How to handle frequently updated "aggregate" tables?

Since XTDB is document-based and the recommendation I’ve seen a few times is to group together data that changes at the same rate, I’m wondering how to handle aggregated data?

Example from work (where we use MySQL today):

We have a few xxx_by_day tables in our database that we update with live aggregated data, i.e., when some event “A” happens, we increment xxx_by_day.a_event for today’s date: UPDATE xxx_by_day SET a_event = a_event + 1 WHERE aggregate_date = DATE(NOW())

This is an optimization so that we can get accurate “how many A’s per day” information very quickly – but this means that these tables may get many thousands of updates per day even tho’ each conceptual document only needs to have one entry per day.
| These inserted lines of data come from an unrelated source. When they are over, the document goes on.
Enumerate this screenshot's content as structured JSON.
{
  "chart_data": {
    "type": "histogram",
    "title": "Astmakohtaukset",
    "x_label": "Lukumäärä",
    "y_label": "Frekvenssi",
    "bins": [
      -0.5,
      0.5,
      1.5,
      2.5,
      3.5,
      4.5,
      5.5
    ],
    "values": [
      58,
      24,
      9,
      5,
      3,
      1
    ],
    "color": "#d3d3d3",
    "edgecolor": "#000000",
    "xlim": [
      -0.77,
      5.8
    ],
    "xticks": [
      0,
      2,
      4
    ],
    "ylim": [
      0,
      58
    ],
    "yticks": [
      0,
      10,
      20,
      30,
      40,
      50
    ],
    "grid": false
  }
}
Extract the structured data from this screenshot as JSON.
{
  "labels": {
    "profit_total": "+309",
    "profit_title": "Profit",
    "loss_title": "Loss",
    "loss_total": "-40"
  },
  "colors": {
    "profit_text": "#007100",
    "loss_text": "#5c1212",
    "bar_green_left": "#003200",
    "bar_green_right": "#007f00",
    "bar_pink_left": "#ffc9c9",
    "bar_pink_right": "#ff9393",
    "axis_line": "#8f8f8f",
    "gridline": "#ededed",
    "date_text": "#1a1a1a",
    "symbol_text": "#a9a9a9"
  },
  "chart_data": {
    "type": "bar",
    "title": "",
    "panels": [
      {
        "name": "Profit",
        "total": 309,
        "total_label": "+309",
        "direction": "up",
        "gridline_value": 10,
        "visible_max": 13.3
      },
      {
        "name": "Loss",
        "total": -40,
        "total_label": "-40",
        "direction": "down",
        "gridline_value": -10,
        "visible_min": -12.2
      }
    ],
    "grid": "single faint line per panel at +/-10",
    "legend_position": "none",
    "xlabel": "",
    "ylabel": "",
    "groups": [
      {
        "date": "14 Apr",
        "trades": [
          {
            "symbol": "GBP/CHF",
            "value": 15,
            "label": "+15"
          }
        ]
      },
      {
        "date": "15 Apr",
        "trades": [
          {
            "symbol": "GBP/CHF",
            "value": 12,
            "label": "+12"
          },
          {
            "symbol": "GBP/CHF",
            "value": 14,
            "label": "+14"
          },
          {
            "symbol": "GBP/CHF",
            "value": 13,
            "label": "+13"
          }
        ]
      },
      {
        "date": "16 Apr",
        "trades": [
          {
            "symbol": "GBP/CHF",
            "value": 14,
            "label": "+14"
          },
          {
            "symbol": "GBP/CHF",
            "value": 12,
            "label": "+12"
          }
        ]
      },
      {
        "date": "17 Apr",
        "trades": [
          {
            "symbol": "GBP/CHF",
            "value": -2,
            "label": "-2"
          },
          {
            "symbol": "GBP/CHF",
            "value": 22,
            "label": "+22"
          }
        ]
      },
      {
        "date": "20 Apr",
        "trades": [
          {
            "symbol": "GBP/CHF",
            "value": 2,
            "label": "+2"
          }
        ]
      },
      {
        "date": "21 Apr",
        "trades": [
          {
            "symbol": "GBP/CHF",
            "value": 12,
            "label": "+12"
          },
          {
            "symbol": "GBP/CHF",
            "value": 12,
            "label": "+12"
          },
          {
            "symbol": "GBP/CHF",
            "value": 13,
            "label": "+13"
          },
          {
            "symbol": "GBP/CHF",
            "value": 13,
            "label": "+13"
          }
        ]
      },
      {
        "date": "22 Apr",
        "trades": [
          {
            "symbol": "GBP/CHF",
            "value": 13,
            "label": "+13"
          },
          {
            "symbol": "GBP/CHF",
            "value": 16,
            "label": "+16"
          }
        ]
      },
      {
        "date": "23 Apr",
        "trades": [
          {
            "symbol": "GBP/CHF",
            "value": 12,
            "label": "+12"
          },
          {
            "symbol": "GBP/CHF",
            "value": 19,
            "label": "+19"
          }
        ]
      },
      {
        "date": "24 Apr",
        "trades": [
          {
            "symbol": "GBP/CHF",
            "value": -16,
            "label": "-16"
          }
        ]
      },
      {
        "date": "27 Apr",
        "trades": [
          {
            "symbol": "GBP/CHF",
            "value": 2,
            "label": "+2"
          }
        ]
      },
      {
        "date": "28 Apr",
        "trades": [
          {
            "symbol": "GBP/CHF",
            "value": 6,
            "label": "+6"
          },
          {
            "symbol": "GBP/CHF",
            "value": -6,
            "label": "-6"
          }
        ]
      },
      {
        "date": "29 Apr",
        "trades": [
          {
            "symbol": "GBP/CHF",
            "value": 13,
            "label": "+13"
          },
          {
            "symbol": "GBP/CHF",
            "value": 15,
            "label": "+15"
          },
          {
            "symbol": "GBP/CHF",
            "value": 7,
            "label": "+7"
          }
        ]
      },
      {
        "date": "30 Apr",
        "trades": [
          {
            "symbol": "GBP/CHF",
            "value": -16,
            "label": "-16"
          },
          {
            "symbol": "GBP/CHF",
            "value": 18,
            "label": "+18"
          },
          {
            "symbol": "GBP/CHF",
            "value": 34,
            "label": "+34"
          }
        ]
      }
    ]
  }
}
All the raw data exists separately: every event that we aggregate also has a non-aggregated version: tables with one row per event (in general) but there are a large number of events per day so a live aggregate query across those tables is pretty slow.

What would be the recommended “XTDB way” to deal with this sort of thing?
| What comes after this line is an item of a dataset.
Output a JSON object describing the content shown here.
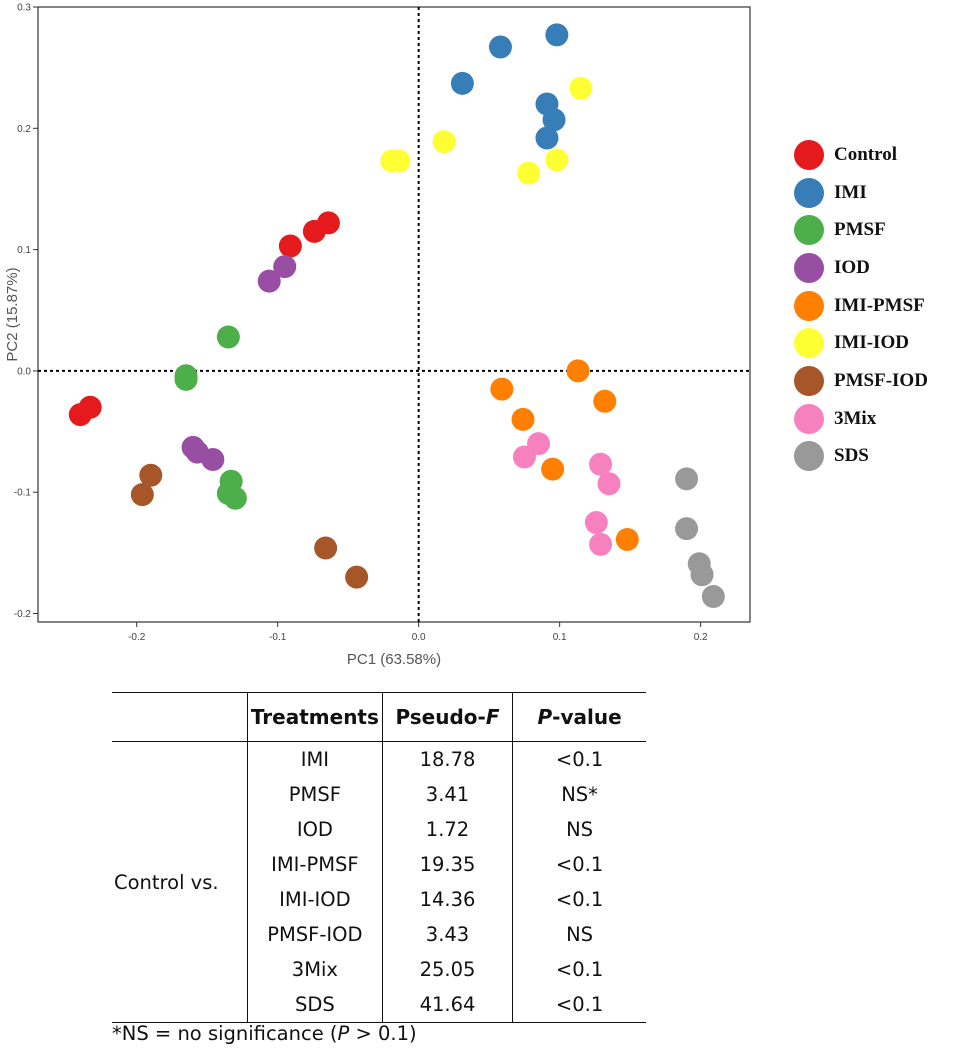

We could probably switch to a daily cron job to aggregate the previous day’s data and perhaps a live aggregate query for the event data not already aggregated if that’s the “best” way with immutable documents.

And I guess I should also ask: is the answer different for XTDB v1 and v2?

Yep, I’d say these are all reasonable approaches - my personal choice would depend on how many events people have, how often they make the aggregate queries, and their performance/consistency expectations of those queries.

I might also be tempted to use a timestamp-based UUID for the xt/id in this case (or a squuid from Datomic) so that the related documents are co-located in the primary index

Eventually I’d like XT to have better support for dealing with this kind of derived data so that it can be queried more efficiently, but I suspect that’s a fair way off yet.

And I guess I should also ask: is the answer different for XTDB v1 and v2?

Probably not, in this case!

Cheers,

James

That’s a very useful insight, thank you!